Paper Fraud and Jump-ins

​​​​​​​​​​​​​​When a criminal reports a collision that never occurred, it’s known as paper fraud. Jump-ins are reported as collision occupants but were not in the vehicle at the time of the reported collision. ​

​Types of Paper Fraud

Paper fraud includes the situation of a vehicle being damaged at a location other than at the reported collision scene. Paper fraud includes:

  1. The use of vehicles previously damaged in an unrelated collision. 
  2. An event in which no claim was made because the driver or vehicle was not covered by insurance. 
  3. Damage that is paid for as part of another claim but remain unrepaired. Repair work is then fraudulently claimed twice by an auto repair facility.

  4. Damage that was previously paid for as a total loss that led to the vehicle being branded​ as salvage. 
  5. Intentional damage in an impact with a vehicle or object other than what was reported. 
  6. Vehicles intentionally damaged in a way that mimics collision damage, such as with a sledgehammer.
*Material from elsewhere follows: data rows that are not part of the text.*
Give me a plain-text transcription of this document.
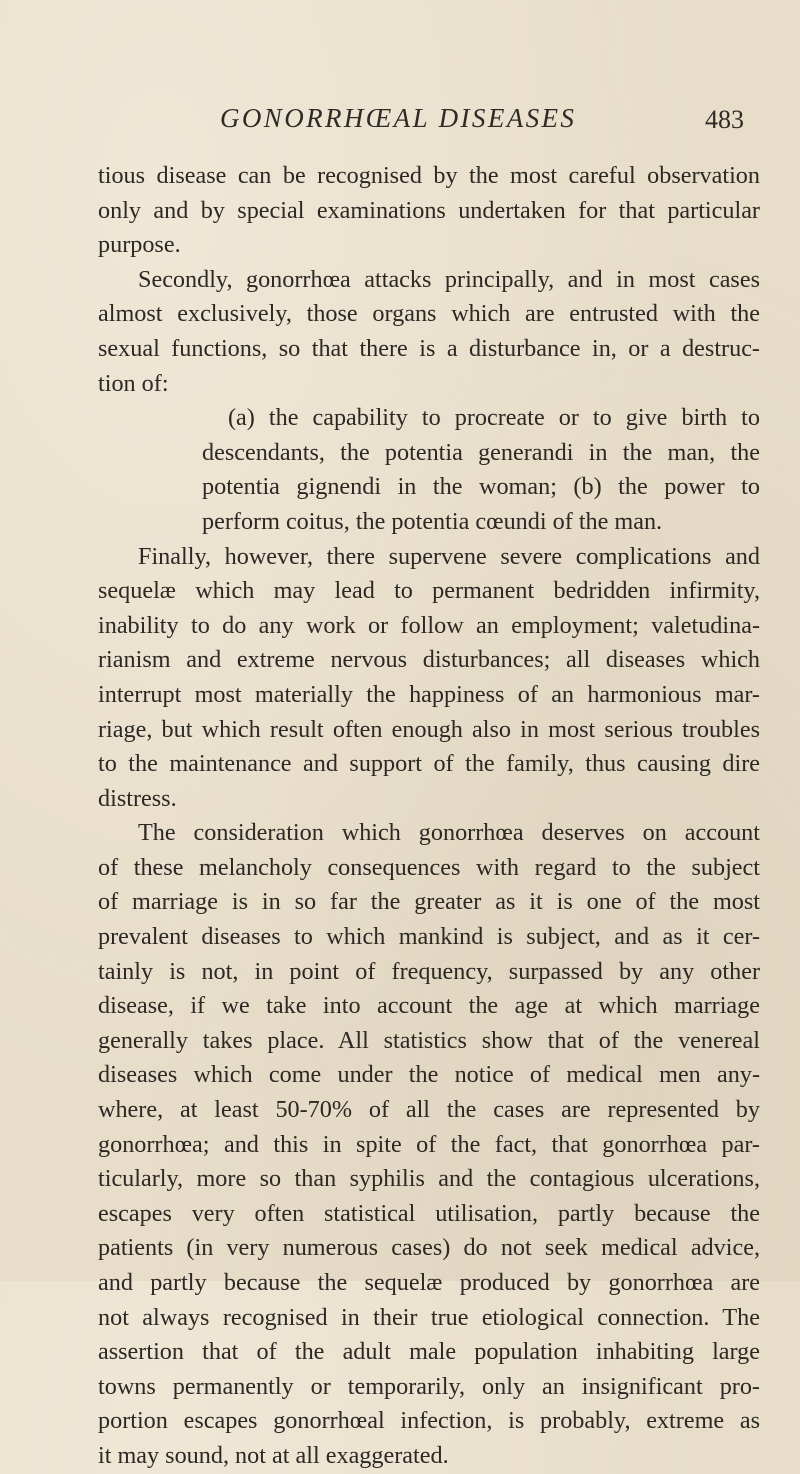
GONORRHŒAL DISEASES	483
tious disease can be recognised by the most careful observation
only and by special examinations undertaken for that particular
purpose.
Secondly, gonorrhœa attacks principally, and in most cases
almost exclusively, those organs which are entrusted with the
sexual functions, so that there is a disturbance in, or a destruc-
tion of:
(a) the capability to procreate or to give birth to
descendants, the potentia generandi in the man, the
potentia gignendi in the woman; (b) the power to
perform coitus, the potentia cœundi of the man.
Finally, however, there supervene severe complications and
sequelæ which may lead to permanent bedridden infirmity,
inability to do any work or follow an employment; valetudina-
rianism and extreme nervous disturbances; all diseases which
interrupt most materially the happiness of an harmonious mar-
riage, but which result often enough also in most serious troubles
to the maintenance and support of the family, thus causing dire
distress.
The consideration which gonorrhœa deserves on account
of these melancholy consequences with regard to the subject
of marriage is in so far the greater as it is one of the most
prevalent diseases to which mankind is subject, and as it cer-
tainly is not, in point of frequency, surpassed by any other
disease, if we take into account the age at which marriage
generally takes place. All statistics show that of the venereal
diseases which come under the notice of medical men any-
where, at least 50-70% of all the cases are represented by
gonorrhœa; and this in spite of the fact, that gonorrhœa par-
ticularly, more so than syphilis and the contagious ulcerations,
escapes very often statistical utilisation, partly because the
patients (in very numerous cases) do not seek medical advice,
and partly because the sequelæ produced by gonorrhœa are
not always recognised in their true etiological connection. The
assertion that of the adult male population inhabiting large
towns permanently or temporarily, only an insignificant pro-
portion escapes gonorrhœal infection, is probably, extreme as
it may sound, not at all exaggerated.
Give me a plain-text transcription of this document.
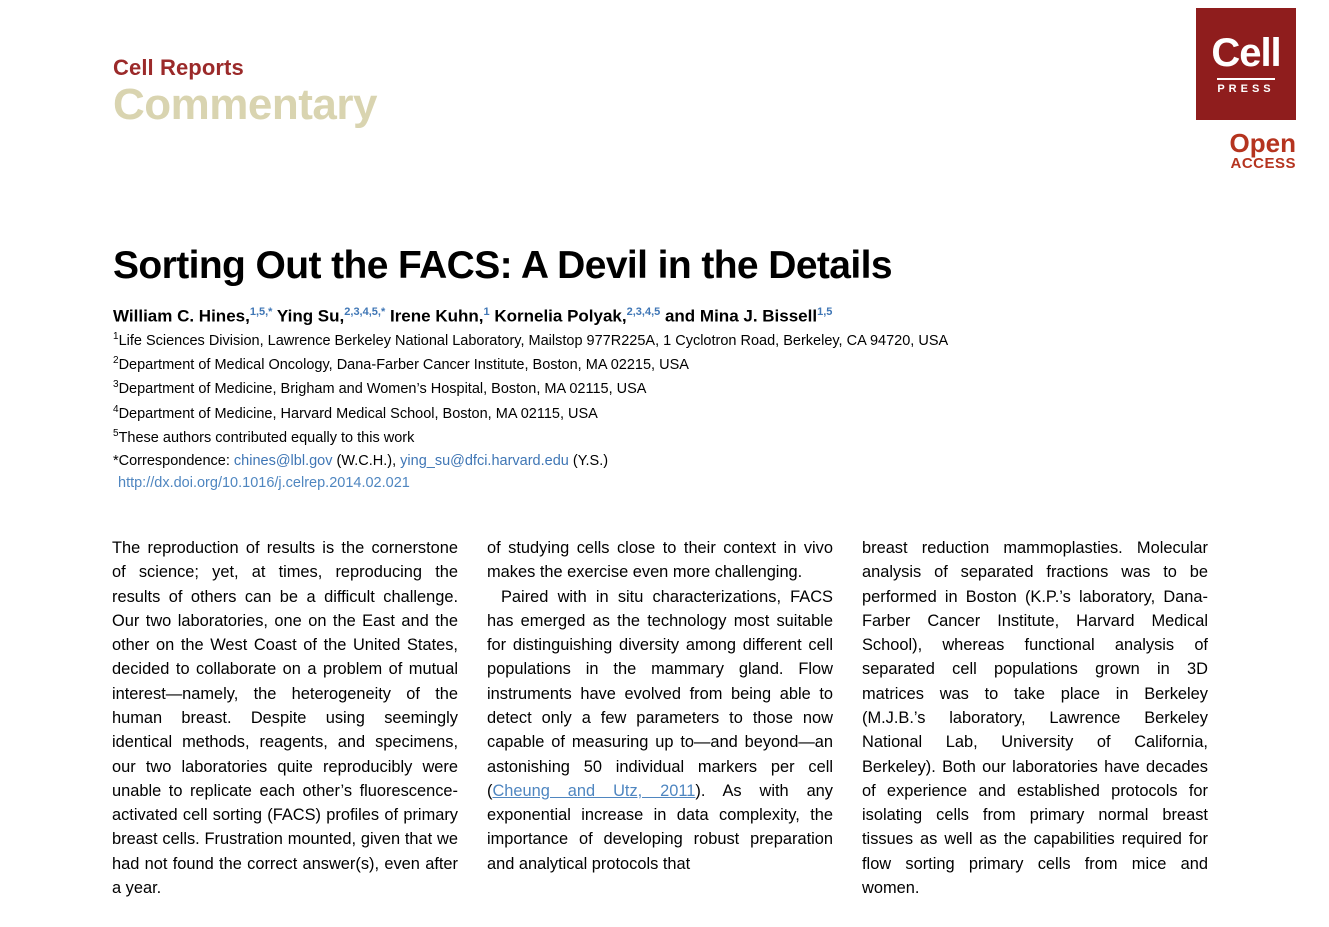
Cell Reports
Commentary
Cell
PRESS
Open
ACCESS
Sorting Out the FACS: A Devil in the Details
William C. Hines,$^{1,5,*}$ Ying Su,$^{2,3,4,5,*}$ Irene Kuhn,$^1$ Kornelia Polyak,$^{2,3,4,5}$ and Mina J. Bissell$^{1,5}$
$^1$Life Sciences Division, Lawrence Berkeley National Laboratory, Mailstop 977R225A, 1 Cyclotron Road, Berkeley, CA 94720, USA
$^2$Department of Medical Oncology, Dana-Farber Cancer Institute, Boston, MA 02215, USA
$^3$Department of Medicine, Brigham and Women’s Hospital, Boston, MA 02115, USA
$^4$Department of Medicine, Harvard Medical School, Boston, MA 02115, USA
$^5$These authors contributed equally to this work
*Correspondence: chines@lbl.gov (W.C.H.), ying_su@dfci.harvard.edu (Y.S.)
http://dx.doi.org/10.1016/j.celrep.2014.02.021

The reproduction of results is the cornerstone of science; yet, at times, reproducing the results of others can be a difficult challenge. Our two laboratories, one on the East and the other on the West Coast of the United States, decided to collaborate on a problem of mutual interest—namely, the heterogeneity of the human breast. Despite using seemingly identical methods, reagents, and specimens, our two laboratories quite reproducibly were unable to replicate each other’s fluorescence-activated cell sorting (FACS) profiles of primary breast cells. Frustration mounted, given that we had not found the correct answer(s), even after a year.

of studying cells close to their context in vivo makes the exercise even more challenging.

Paired with in situ characterizations, FACS has emerged as the technology most suitable for distinguishing diversity among different cell populations in the mammary gland. Flow instruments have evolved from being able to detect only a few parameters to those now capable of measuring up to—and beyond—an astonishing 50 individual markers per cell (Cheung and Utz, 2011). As with any exponential increase in data complexity, the importance of developing robust preparation and analytical protocols that

breast reduction mammoplasties. Molecular analysis of separated fractions was to be performed in Boston (K.P.’s laboratory, Dana-Farber Cancer Institute, Harvard Medical School), whereas functional analysis of separated cell populations grown in 3D matrices was to take place in Berkeley (M.J.B.’s laboratory, Lawrence Berkeley National Lab, University of California, Berkeley). Both our laboratories have decades of experience and established protocols for isolating cells from primary normal breast tissues as well as the capabilities required for flow sorting primary cells from mice and women.
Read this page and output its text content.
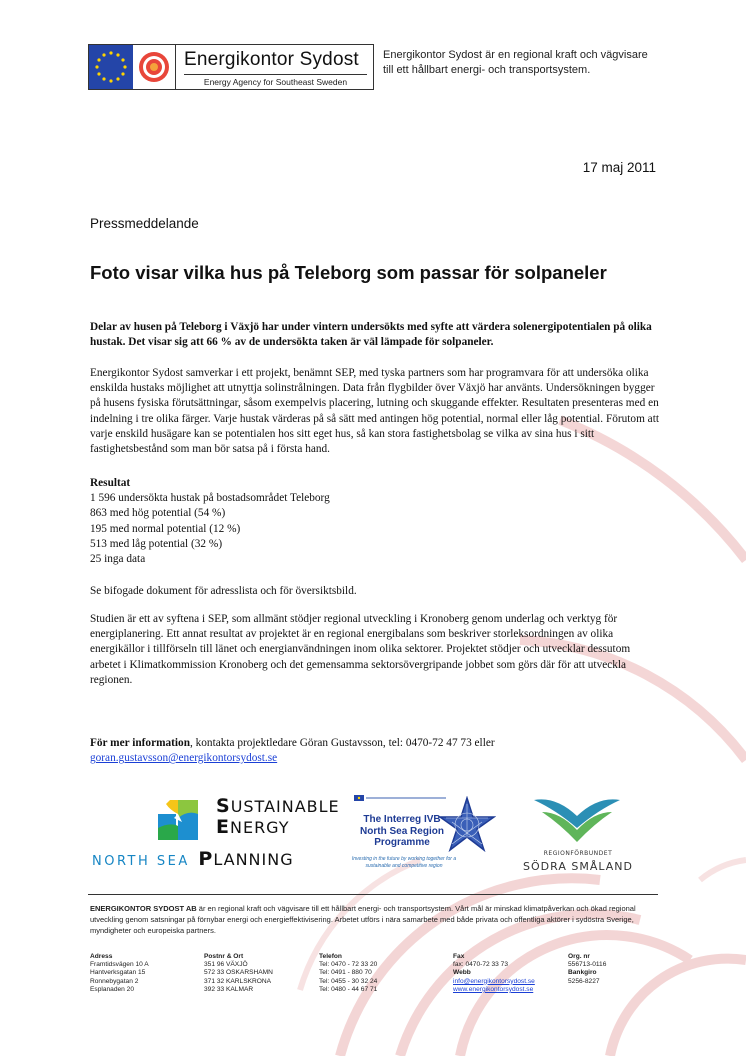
Energikontor Sydost
Energy Agency for Southeast Sweden
Energikontor Sydost är en regional kraft och vägvisare
till ett hållbart energi- och transportsystem.
17 maj 2011
Pressmeddelande
Foto visar vilka hus på Teleborg som passar för solpaneler
Delar av husen på Teleborg i Växjö har under vintern undersökts med syfte att värdera solenergipotentialen på olika hustak. Det visar sig att 66 % av de undersökta taken är väl lämpade för solpaneler.
Energikontor Sydost samverkar i ett projekt, benämnt SEP, med tyska partners som har programvara för att undersöka olika enskilda hustaks möjlighet att utnyttja solinstrålningen. Data från flygbilder över Växjö har använts. Undersökningen bygger på husens fysiska förutsättningar, såsom exempelvis placering, lutning och skuggande effekter. Resultaten presenteras med en indelning i tre olika färger. Varje hustak värderas på så sätt med antingen hög potential, normal eller låg potential. Förutom att varje enskild husägare kan se potentialen hos sitt eget hus, så kan stora fastighetsbolag se vilka av sina hus i sitt fastighetsbestånd som man bör satsa på i första hand.
Resultat
1 596 undersökta hustak på bostadsområdet Teleborg
863 med hög potential (54 %)
195 med normal potential (12 %)
513 med låg potential (32 %)
25 inga data
Se bifogade dokument för adresslista och för översiktsbild.
Studien är ett av syftena i SEP, som allmänt stödjer regional utveckling i Kronoberg genom underlag och verktyg för energiplanering. Ett annat resultat av projektet är en regional energibalans som beskriver storleksordningen av olika energikällor i tillförseln till länet och energianvändningen inom olika sektorer. Projektet stödjer och utvecklar dessutom arbetet i Klimatkommission Kronoberg och det gemensamma sektorsövergripande jobbet som görs där för att utveckla regionen.
För mer information, kontakta projektledare Göran Gustavsson, tel: 0470-72 47 73 eller
goran.gustavsson@energikontorsydost.se
SUSTAINABLE
ENERGY
NORTH SEA PLANNING
The Interreg IVB North Sea Region Programme
Investing in the future by working together for a sustainable and competitive region
REGIONFÖRBUNDET
SÖDRA SMÅLAND
ENERGIKONTOR SYDOST AB är en regional kraft och vägvisare till ett hållbart energi- och transportsystem. Vårt mål är minskad klimatpåverkan och ökad regional utveckling genom satsningar på förnybar energi och energieffektivisering. Arbetet utförs i nära samarbete med både privata och offentliga aktörer i sydöstra Sverige, myndigheter och europeiska partners.
Adress
Framtidsvägen 10 A
Hantverksgatan 15
Ronnebygatan 2
Esplanaden 20
Postnr & Ort
351 96 VÄXJÖ
572 33 OSKARSHAMN
371 32 KARLSKRONA
392 33 KALMAR
Telefon
Tel: 0470 - 72 33 20
Tel: 0491 - 880 70
Tel: 0455 - 30 32 24
Tel: 0480 - 44 67 71
Fax
fax: 0470-72 33 73
Webb
info@energikontorsydost.se
www.energikontorsydost.se
Org. nr
556713-0116
Bankgiro
5256-8227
​Reported vehicles may not be driveable and often, no one is in the vehicle at the time of the alleged accident. In this example of paper fraud, a vehicle is towed to an accident scene or reporting centre, and the damage is reported as related to the collision.  

Fake Injuries

In situations in which no people or vehicles are involved, fake injury claims to uninvolved people – known as jump-ins – may be reported. 

Jump-ins may also be involved in staged collisions or caused collisions, when additional occupants are reported beyond the number of actual occupants involved. The purpose of jump-ins is to generate additional claims for lost wages; housekeeping, caregiving or personal care expenses; as well as for medical services​.